ID 794579
Lot 26 | TERENTIUS AFER, Publius (185-159 BCE)
Estimate value
£ 70 000 – 100 000
Comoedia, in Latin, illuminated manuscript on vellum. [Florence?, second quarter of the 15th century].
A splendid copy of the Comedies of Terence – a Roman playright who has long associated with Africa and heralded as the first poet of the African diaspora – assiduously annotated for performance with near contemporary corrections and character cues in the margins, previously in the collections of William Gladstone at Hawarden Castle.
244 x 159mm, 117 leaves, complete, collation: 17 (of 8, i a cancelled blank), 2-38, 47 (of 8, iv a cancelled blank), 5-148, 157 (of 8, viii a cancelled blank), old ink foliation 3-120 followed here (repeating 49 and omitting 84 and 101), catchwords survive, 27 lines written in a handsome calligraphic, almost humanistic littera textualis, ruled space: 177 x 99mm, 2-line blue initials throughout, 7 large initials in burnished gold with white vine decoration in-filled with green and pink on blue ground, contemporary notes in a humanist cursive hand, two lines of text on f.30 cancelled, marked 'vacant' and showing a wolf swallowing them, a further line of text on f.96 marked ‘vacat’, with a manicule pointing at it (lower blank margins of 5 leaves cut away and skilfully replaced, unobtrusive wormhole in last leaves.) 18th-century red morocco gilt, green morocco label, edges gilt.
Provenance:
(1) William Ewart Gladstone, Prime Minister: book label of Hawarden Castle Library, KK.I.6; sold by his descendant Sir William Gladstone at Christie’s, 8 December 1982, lot 121.

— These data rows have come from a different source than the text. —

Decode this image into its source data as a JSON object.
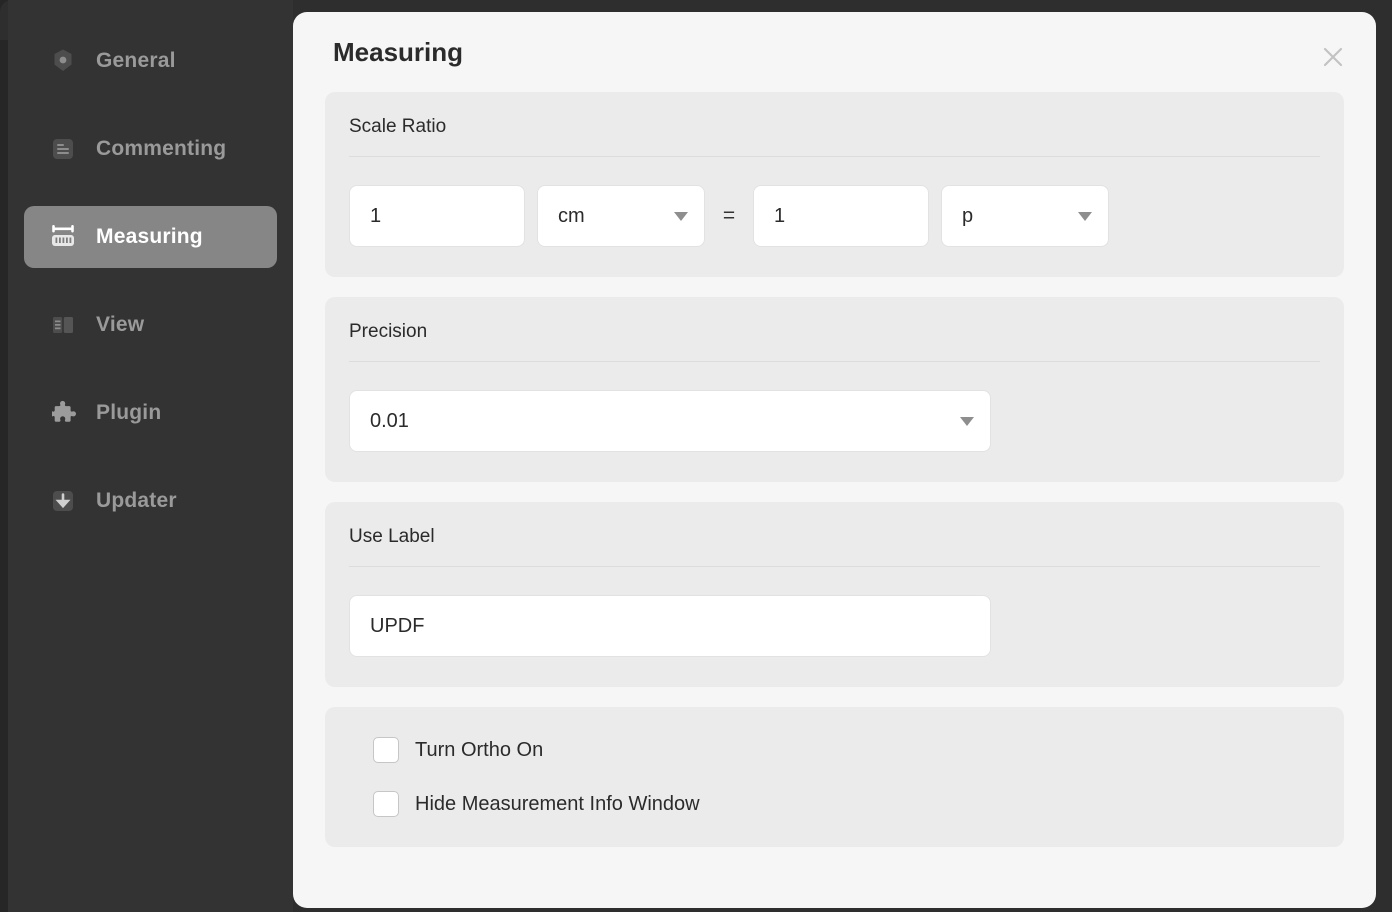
{
  "sidebar": {
    "items": [
      {
        "id": "general",
        "label": "General",
        "icon": "gear-icon",
        "active": false
      },
      {
        "id": "commenting",
        "label": "Commenting",
        "icon": "comment-doc-icon",
        "active": false
      },
      {
        "id": "measuring",
        "label": "Measuring",
        "icon": "ruler-icon",
        "active": true
      },
      {
        "id": "view",
        "label": "View",
        "icon": "book-icon",
        "active": false
      },
      {
        "id": "plugin",
        "label": "Plugin",
        "icon": "puzzle-icon",
        "active": false
      },
      {
        "id": "updater",
        "label": "Updater",
        "icon": "download-icon",
        "active": false
      }
    ]
  },
  "dialog": {
    "title": "Measuring",
    "close_label": "×"
  },
  "scale_ratio": {
    "title": "Scale Ratio",
    "left_value": "1",
    "left_unit": "cm",
    "equals": "=",
    "right_value": "1",
    "right_unit": "p"
  },
  "precision": {
    "title": "Precision",
    "value": "0.01"
  },
  "use_label": {
    "title": "Use Label",
    "value": "UPDF"
  },
  "options": {
    "items": [
      {
        "id": "turn-ortho-on",
        "label": "Turn Ortho On",
        "checked": false
      },
      {
        "id": "hide-measurement-info-window",
        "label": "Hide Measurement Info Window",
        "checked": false
      }
    ]
  },
  "colors": {
    "app_background": "#2e2e2e",
    "sidebar_background": "#333333",
    "sidebar_active": "#868686",
    "dialog_background": "#f6f6f6",
    "panel_background": "#ebebeb",
    "text_primary": "#2b2b2b",
    "text_muted": "#9a9a9a",
    "input_background": "#ffffff"
  }
}
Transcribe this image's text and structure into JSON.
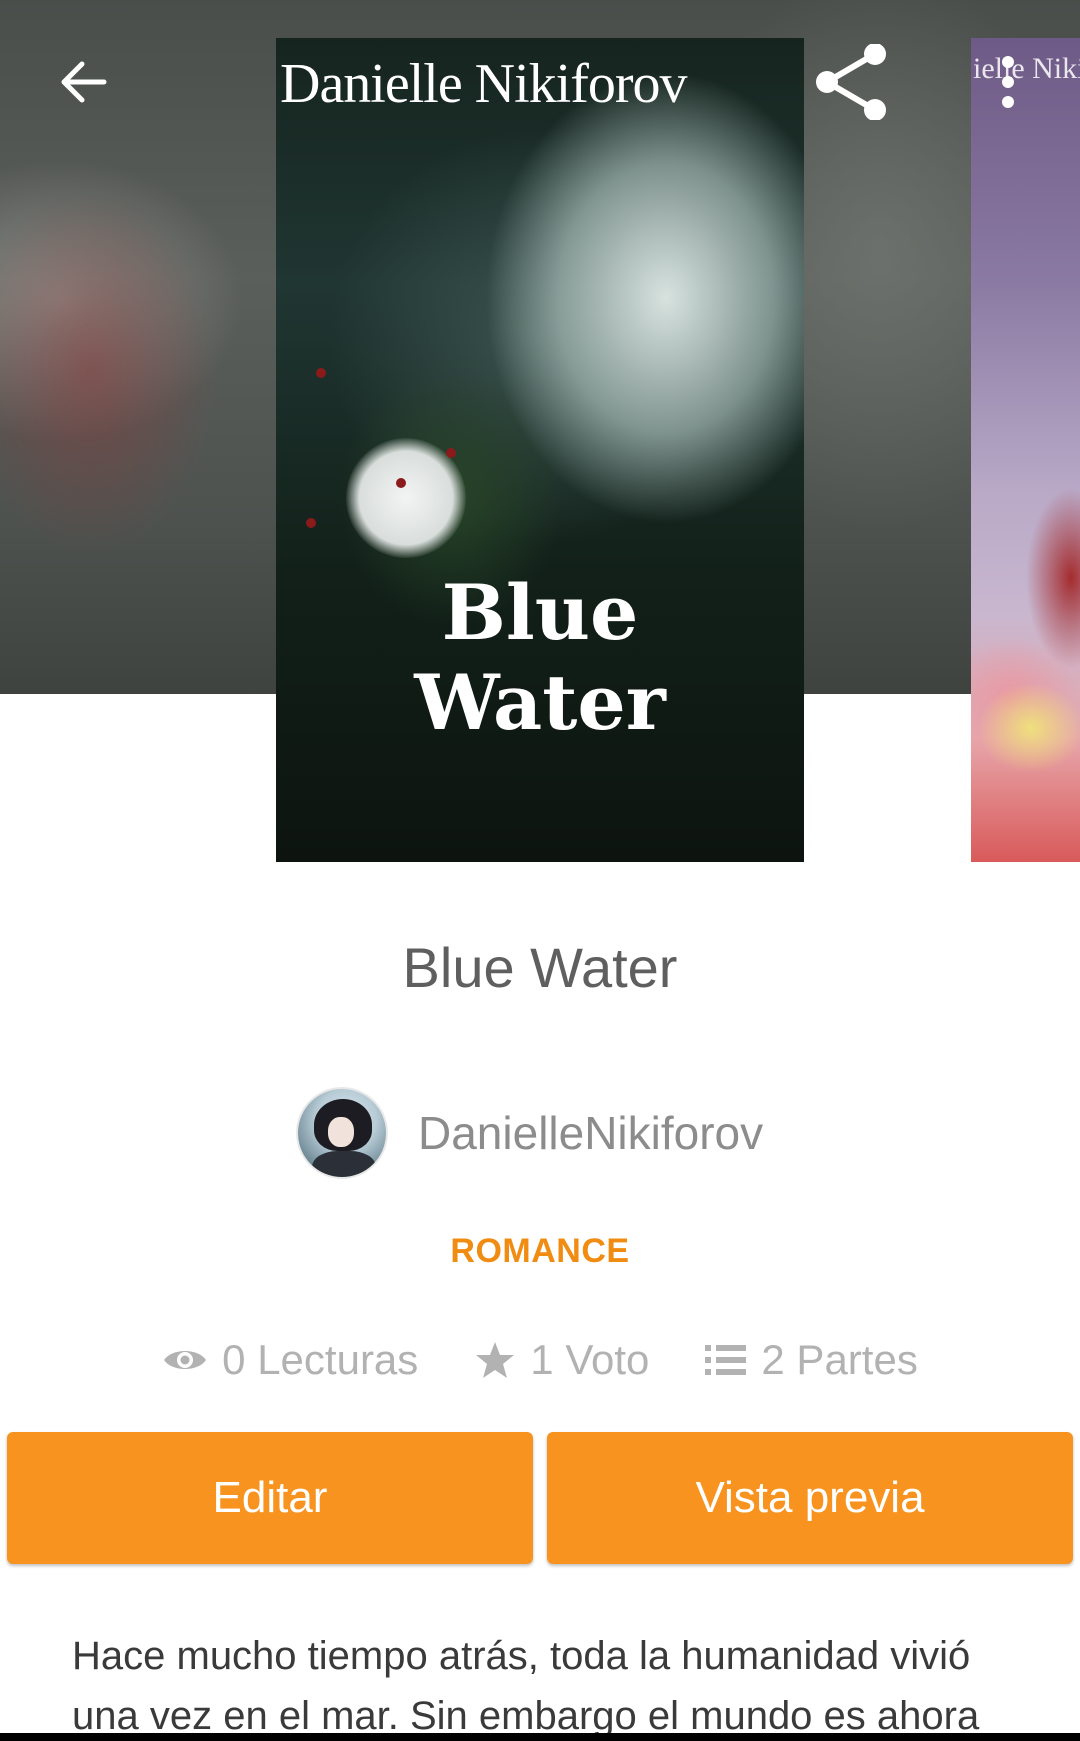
{
  "header": {
    "back_icon": "arrow-left-icon",
    "share_icon": "share-icon",
    "more_icon": "more-vertical-icon"
  },
  "cover": {
    "author_text": "Danielle Nikiforov",
    "title_line1": "Blue",
    "title_line2": "Water"
  },
  "next_cover": {
    "partial_text": "ielle Nikif"
  },
  "book": {
    "title": "Blue Water",
    "author": "DanielleNikiforov",
    "genre": "ROMANCE"
  },
  "stats": {
    "reads": "0 Lecturas",
    "votes": "1 Voto",
    "parts": "2 Partes"
  },
  "actions": {
    "edit_label": "Editar",
    "preview_label": "Vista previa"
  },
  "description": "Hace mucho tiempo atrás, toda la humanidad vivió una vez en el mar. Sin embargo el mundo es ahora",
  "colors": {
    "accent": "#f7931e",
    "genre": "#f08c12",
    "title_text": "#5f5f5f",
    "stat_text": "#b2b2b2"
  }
}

(2) Sotheby’s, 18 June 1991, lot 83.
(3) Christie’s, 3 April 1996, lot 7.
Content: Publius Terentius Afer, Comoedia, each play preceded by Gaius Sulpicius Apollinaris’ 12-line synopses, or Periochae Terentianae, ff.1-beginning ‘Sororem falso creditam meretricule […]’, followed by the Andria (The Woman of Andros) ff.1-22; Eunuchus (The Eunuch) ff.22-43v; Heautontimorumenos (The Self-Tormenter) ff.43v-62v; Adelphi (The Brothers) ff.62v-82; Hecyra (The Mother-in-Law) ff.82-100; Phormio ff.100-120v, ending ‘Vos valete et plaudit. Calliopus recensui. Amen. Deo gratias. Terrentii Afri Comoediar[um] finis’.

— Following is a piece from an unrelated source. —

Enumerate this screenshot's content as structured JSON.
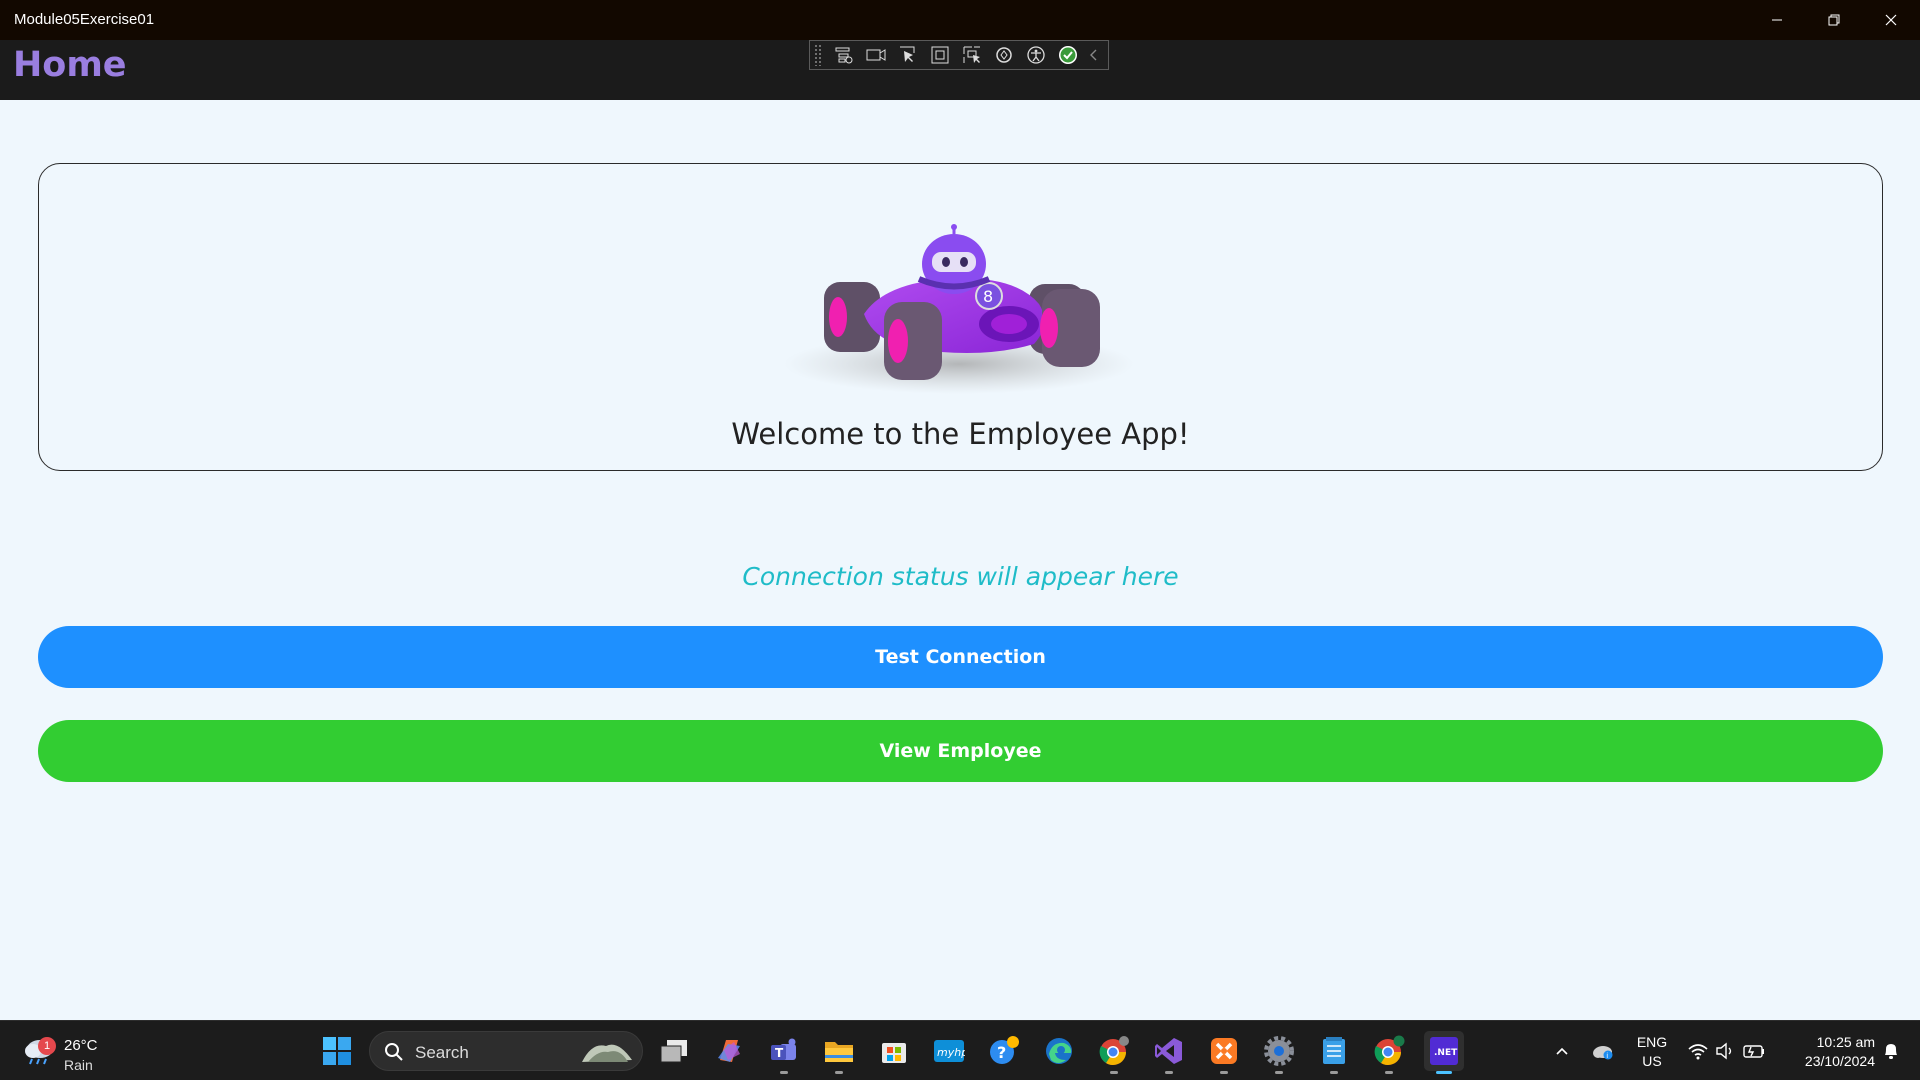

Terence is one of the great early Roman comic playwrights. Like his contemporary literary rival Plautus, he adapted Greek plays from the late phases of Attic comedy, but unlike Plautus he placed greater emphasis on subtle characterisation and nuanced comedy rather than topical humour and slapstick. Only six of his plays survive: he died suddenly at the age of 25 while returning to Rome from Greece. His incredible popularity during the Middle Ages and the Renaissance is attested to by the c.650 surviving manuscripts containing part or all of his plays (see C. Villa, La "Lectura Terentii", vol. I, da Ildemano a Francesco Petrarca, Studi sul Petrarca 17, 1984). The Ottonian playwright Hrotsvitha, Abbess of Gandersheim (c.935-973), wrote her 6-play Book of Drama as a Catholic alternative to Terence, juxtaposing the chastity and perseverance of Catholic women with Terence’s portrayal or Roman women as weak and meretricious. Martin Luther not only quoted Terence frequently to tap into his insights into all things human but also recommended his comedies for the instruction of children in school. The first documented post-antique performance of one of Terence's plays, Andria, took place in Florence in 1476, but the present manuscript, with its careful Renaissance annotations marking textual corrections and character cues, is a clear indication that performance of the plays took place much earlier.